徐嵩也私下找他談過話,語氣擔憂:“默兒,查案需腳踏實地,不可過於沉溺怪力亂神之說。南疆或有秘術,但未必如此詭譎……”
蘇喆隻是恭敬回應:“師父教誨的是,弟子隻是覺得此案諸多蹊蹺,不願放過任何可能。”他表現得像一個固執己見、急於證明自己的年輕人。
這種表現,正是他希望傳遞給幕後之人的信號——他已被誤導,正沿著錯誤的道路“深入”調查。
其次,他敏銳地察覺到,自己似乎被監視了。無論是在大理寺內行走,還是外出調查,總有一種若有若無的視線縈繞在身邊。

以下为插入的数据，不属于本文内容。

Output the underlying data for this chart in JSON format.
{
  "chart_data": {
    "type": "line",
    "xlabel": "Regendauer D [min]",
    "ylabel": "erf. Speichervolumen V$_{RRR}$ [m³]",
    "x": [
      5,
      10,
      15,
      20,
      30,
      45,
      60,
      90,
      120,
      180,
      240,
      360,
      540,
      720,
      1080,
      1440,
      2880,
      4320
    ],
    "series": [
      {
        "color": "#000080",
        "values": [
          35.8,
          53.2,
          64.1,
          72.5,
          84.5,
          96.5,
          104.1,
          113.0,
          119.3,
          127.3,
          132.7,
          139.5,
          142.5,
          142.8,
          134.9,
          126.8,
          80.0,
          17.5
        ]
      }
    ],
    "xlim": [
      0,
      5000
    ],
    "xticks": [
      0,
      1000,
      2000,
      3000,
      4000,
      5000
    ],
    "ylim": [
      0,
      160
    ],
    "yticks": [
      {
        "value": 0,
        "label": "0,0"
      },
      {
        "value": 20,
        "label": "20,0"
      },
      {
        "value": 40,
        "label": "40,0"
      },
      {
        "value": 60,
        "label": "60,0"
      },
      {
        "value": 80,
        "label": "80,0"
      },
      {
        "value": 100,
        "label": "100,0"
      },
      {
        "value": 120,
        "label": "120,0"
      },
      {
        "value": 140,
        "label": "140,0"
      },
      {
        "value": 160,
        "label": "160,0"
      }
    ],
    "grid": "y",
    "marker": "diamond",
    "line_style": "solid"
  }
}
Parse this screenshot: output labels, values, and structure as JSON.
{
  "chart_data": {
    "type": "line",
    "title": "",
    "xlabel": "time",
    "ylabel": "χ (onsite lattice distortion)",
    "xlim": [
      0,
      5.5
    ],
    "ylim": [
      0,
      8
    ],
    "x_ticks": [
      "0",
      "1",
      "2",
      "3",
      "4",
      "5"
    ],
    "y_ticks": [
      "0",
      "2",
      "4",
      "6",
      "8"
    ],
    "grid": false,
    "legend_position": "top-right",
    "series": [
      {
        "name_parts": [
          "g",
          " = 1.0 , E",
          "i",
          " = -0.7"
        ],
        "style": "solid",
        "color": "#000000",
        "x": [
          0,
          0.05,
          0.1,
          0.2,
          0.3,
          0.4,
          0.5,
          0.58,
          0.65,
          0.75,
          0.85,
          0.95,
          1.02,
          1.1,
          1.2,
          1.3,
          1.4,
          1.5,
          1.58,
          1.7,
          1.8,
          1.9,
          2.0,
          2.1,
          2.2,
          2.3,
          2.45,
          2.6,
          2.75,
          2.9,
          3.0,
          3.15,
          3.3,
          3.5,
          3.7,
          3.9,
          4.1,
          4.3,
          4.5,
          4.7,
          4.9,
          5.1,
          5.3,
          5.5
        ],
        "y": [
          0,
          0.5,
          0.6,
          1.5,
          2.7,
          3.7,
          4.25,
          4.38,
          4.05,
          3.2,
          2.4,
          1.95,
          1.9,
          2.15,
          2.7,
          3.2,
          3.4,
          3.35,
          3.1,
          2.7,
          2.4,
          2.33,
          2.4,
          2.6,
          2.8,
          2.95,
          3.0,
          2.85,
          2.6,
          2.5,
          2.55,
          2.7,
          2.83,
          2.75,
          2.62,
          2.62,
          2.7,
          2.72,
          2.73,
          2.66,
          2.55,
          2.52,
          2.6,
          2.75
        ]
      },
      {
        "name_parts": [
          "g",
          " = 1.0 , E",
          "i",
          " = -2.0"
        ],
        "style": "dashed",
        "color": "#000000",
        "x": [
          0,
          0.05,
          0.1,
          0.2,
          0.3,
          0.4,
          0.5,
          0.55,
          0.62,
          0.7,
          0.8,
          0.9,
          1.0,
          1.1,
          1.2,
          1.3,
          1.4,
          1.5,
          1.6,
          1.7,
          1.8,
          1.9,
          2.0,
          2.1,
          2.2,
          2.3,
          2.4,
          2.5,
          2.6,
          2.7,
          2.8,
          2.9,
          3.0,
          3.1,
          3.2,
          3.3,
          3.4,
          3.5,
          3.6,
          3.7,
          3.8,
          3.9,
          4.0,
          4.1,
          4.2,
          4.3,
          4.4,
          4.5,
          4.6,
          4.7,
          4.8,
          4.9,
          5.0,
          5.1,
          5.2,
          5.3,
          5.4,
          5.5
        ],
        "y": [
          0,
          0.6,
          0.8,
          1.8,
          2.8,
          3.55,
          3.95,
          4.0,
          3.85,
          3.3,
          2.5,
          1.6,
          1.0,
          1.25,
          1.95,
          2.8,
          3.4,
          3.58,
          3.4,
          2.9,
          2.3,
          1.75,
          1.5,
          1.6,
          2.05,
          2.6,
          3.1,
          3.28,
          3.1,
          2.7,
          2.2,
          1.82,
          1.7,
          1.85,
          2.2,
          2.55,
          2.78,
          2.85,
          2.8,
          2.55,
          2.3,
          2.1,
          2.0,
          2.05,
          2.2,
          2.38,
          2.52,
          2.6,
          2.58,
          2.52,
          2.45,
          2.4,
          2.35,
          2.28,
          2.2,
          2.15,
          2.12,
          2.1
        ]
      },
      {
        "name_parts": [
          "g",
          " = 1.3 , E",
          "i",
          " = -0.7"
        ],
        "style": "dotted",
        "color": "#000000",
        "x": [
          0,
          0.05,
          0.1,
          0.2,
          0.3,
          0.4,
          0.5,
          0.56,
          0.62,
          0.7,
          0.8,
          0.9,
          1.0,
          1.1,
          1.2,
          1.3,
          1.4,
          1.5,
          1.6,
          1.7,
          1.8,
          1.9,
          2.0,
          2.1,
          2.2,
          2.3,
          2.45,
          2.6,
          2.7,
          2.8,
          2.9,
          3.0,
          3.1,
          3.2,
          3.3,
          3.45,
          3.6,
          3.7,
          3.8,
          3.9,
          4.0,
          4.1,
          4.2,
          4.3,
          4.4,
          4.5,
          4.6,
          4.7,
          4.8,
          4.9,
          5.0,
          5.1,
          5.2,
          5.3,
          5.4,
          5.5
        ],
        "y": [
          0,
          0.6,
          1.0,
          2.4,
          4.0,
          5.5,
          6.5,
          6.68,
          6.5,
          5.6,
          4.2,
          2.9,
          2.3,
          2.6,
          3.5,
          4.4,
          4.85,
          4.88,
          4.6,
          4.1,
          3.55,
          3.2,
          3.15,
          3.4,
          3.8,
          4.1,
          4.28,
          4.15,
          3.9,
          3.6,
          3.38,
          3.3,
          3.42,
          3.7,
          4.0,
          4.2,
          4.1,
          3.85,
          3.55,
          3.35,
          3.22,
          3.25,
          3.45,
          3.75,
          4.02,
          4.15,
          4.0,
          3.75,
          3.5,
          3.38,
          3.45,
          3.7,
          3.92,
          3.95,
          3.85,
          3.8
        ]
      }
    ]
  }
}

【洞察微塵】帶來的超常感知,讓他能捕捉到那些隱藏在人群角落、或利用環境巧妙遮掩的窺探者。他們動作專業,氣息隱匿,絕非普通衙役或市井之徒。
魚兒上鉤了。
時機已然成熟。
第三天傍晚,蘇喆向寺丞和徐嵩提出,他要去永寧河發現第二具新娘屍體的河段附近進行實地勘察,希望能找到更多關於凶手作案或拋屍的線索。寺丞本有些猶豫,但在蘇喆的堅持下,最終還是同意了,並派了兩名衙役隨行“保護”。
蘇喆心中明了,這兩名衙役,恐怕不僅是保護,也是監視。他甚至懷疑,其中是否就有內鬼。
來到永寧河邊,天色已近黃昏。河麵寬闊,水流平緩,兩岸蘆葦叢生,確實是個隱蔽作案和拋屍的好地方。蘇喆裝作仔細勘察的模樣,沿著河岸慢慢行走,【洞察微塵】的天賦卻早已如同雷達般掃過四周。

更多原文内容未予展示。